Reptile verification code processing and IP processing

Introduction

  • When the relevant portal website logs in, if the user logs in more than 3 or 5 times in a row, it will be dynamically generated on the login page Verification code. Through the verification code, the effect of diversion and anti-climbing is achieved.

  - 1. Grab the page data carrying the verification code

  – 2. The verification code in the page data can be parsed, and the verification code image can be downloaded to the local

< span class="hljs-bullet">  – 3. You can submit the verification code picture to the third party platform for identification, and return the Data value

    -Cloud coding platform:  

       1. Register on the official website (general Users and developer users)

      -2. Log in as a developer user :

    -1. Download the example code (Development document-“Call example and The latest DLL-“PythonHTTP example download)

    -2. Create a software: My software-“Add new software span>

< span class="hljs-bullet">< span class="hljs-code">    -3. Use the code in the source file in the sample code to modify and make it recognize Data value in the image of the verification code< /span>

< span class="hljs-bullet">< span class="hljs-code">Code display:

#This function calls the relevant interface of the coding platform to identify the specified verification code image and returns the data value on the image< /span>

def getCode(codeImg):
# The username of ordinary users of the cloud coding platform
username = 'bobo328410948'

# The password of ordinary users of the cloud coding platform
password = 'bobo328410948'

# The developer divides the software ID into the necessary parameters.
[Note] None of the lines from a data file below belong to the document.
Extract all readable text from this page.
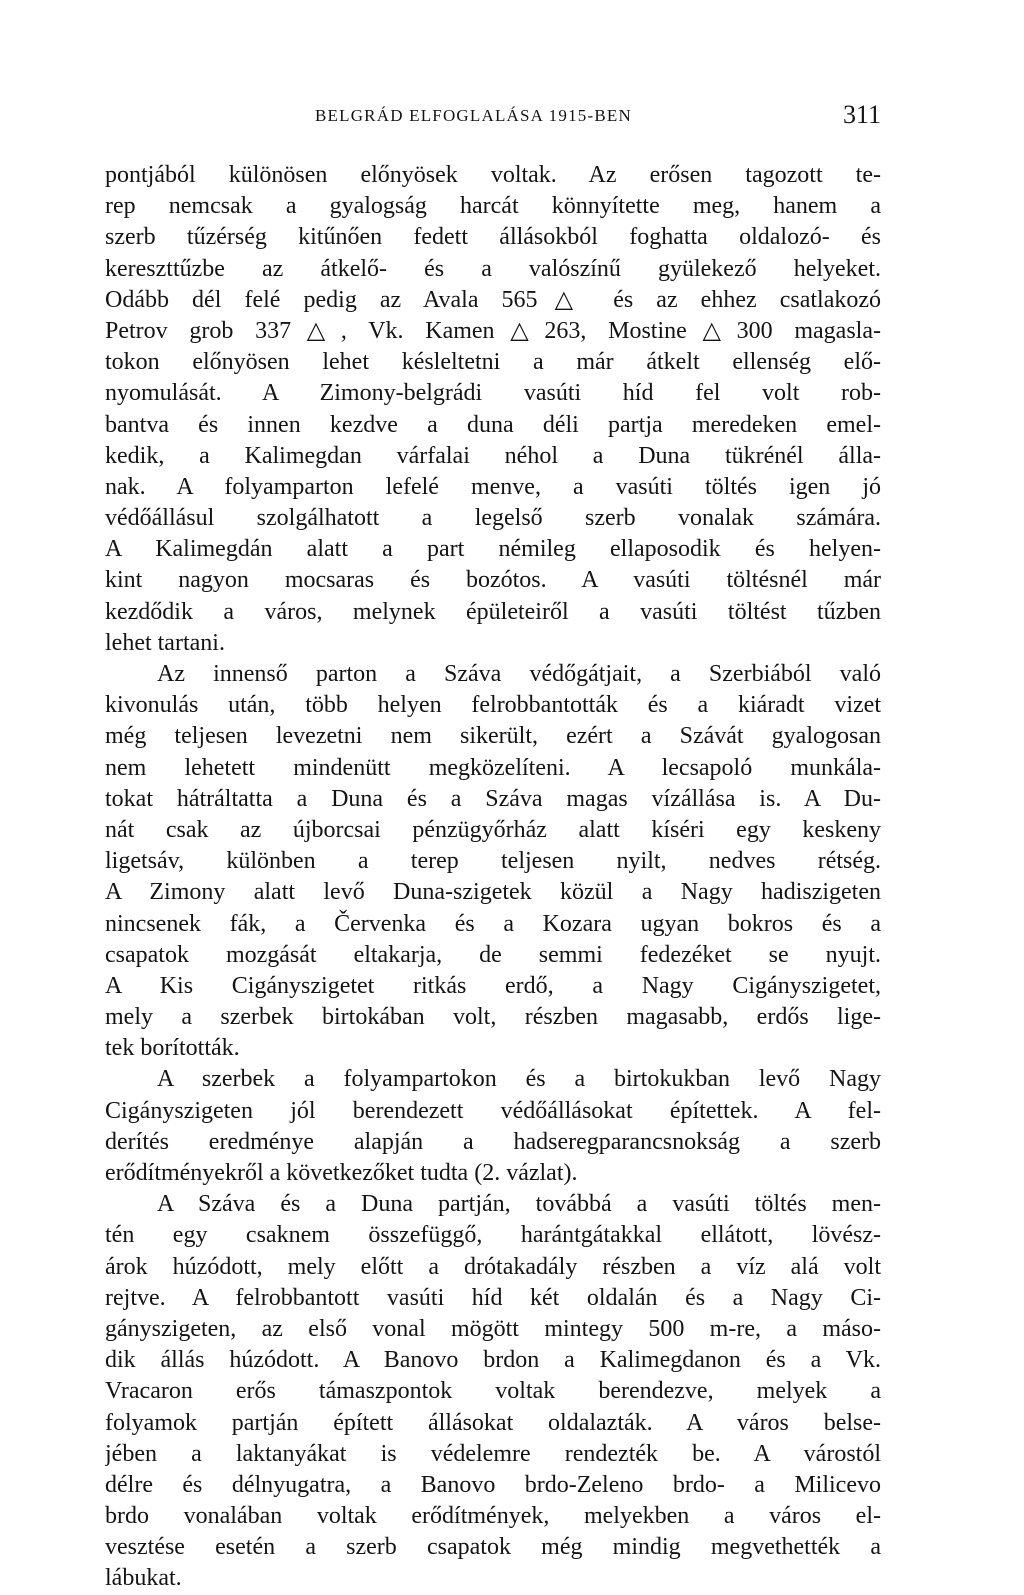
BELGRÁD ELFOGLALÁSA 1915-BEN	311
pontjából különösen előnyösek voltak. Az erősen tagozott te-
rep nemcsak a gyalogság harcát könnyítette meg, hanem a
szerb tűzérség kitűnően fedett állásokból foghatta oldalozó- és
kereszttűzbe az átkelő- és a valószínű gyülekező helyeket.
Odább dél felé pedig az Avala 565△ és az ehhez csatlakozó
Petrov grob 337△, Vk. Kamen△263, Mostine△300 magasla-
tokon előnyösen lehet késleltetni a már átkelt ellenség elő-
nyomulását. A Zimony-belgrádi vasúti híd fel volt rob-
bantva és innen kezdve a duna déli partja meredeken emel-
kedik, a Kalimegdan várfalai néhol a Duna tükrénél álla-
nak. A folyamparton lefelé menve, a vasúti töltés igen jó
védőállásul szolgálhatott a legelső szerb vonalak számára.
A Kalimegdán alatt a part némileg ellaposodik és helyen-
kint nagyon mocsaras és bozótos. A vasúti töltésnél már
kezdődik a város, melynek épületeiről a vasúti töltést tűzben
lehet tartani.
Az innenső parton a Száva védőgátjait, a Szerbiából való
kivonulás után, több helyen felrobbantották és a kiáradt vizet
még teljesen levezetni nem sikerült, ezért a Szávát gyalogosan
nem lehetett mindenütt megközelíteni. A lecsapoló munkála-
tokat hátráltatta a Duna és a Száva magas vízállása is. A Du-
nát csak az újborcsai pénzügyőrház alatt kíséri egy keskeny
ligetsáv, különben a terep teljesen nyilt, nedves rétség.
A Zimony alatt levő Duna-szigetek közül a Nagy hadiszigeten
nincsenek fák, a Červenka és a Kozara ugyan bokros és a
csapatok mozgását eltakarja, de semmi fedezéket se nyujt.
A Kis Cigányszigetet ritkás erdő, a Nagy Cigányszigetet,
mely a szerbek birtokában volt, részben magasabb, erdős lige-
tek borították.
A szerbek a folyampartokon és a birtokukban levő Nagy
Cigányszigeten jól berendezett védőállásokat építettek. A fel-
derítés eredménye alapján a hadseregparancsnokság a szerb
erődítményekről a következőket tudta (2. vázlat).
A Száva és a Duna partján, továbbá a vasúti töltés men-
tén egy csaknem összefüggő, harántgátakkal ellátott, lövész-
árok húzódott, mely előtt a drótakadály részben a víz alá volt
rejtve. A felrobbantott vasúti híd két oldalán és a Nagy Ci-
gányszigeten, az első vonal mögött mintegy 500 m-re, a máso-
dik állás húzódott. A Banovo brdon a Kalimegdanon és a Vk.
Vracaron erős támaszpontok voltak berendezve, melyek a
folyamok partján épített állásokat oldalazták. A város belse-
jében a laktanyákat is védelemre rendezték be. A várostól
délre és délnyugatra, a Banovo brdo-Zeleno brdo- a Milicevo
brdo vonalában voltak erődítmények, melyekben a város el-
vesztése esetén a szerb csapatok még mindig megvethették a
lábukat.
Log in to the developer background [My Software] to get it!
appid = 6003

# The developer divides the software key into the necessary parameters. Log in to the developer background [My Software] to get it!
appkey = '1f4b564483ae5c907a1d34f8e2f2776c'

# Verification code image file
filename = codeImg

# Verification code type, # Example: 1004 means 4 alphanumeric characters , Different types of charges are different. Please fill in accurately, otherwise the recognition rate will be affected. Check all types here http://www.yundama.com/price.html
codetype = 3000

# Timeout, seconds
timeout = 20

# Check
if (username == 'username'):
print('Please set the relevant parameters and test again')
else:
# Initialization
yundama = YDMHttp(username, password, appid, appkey)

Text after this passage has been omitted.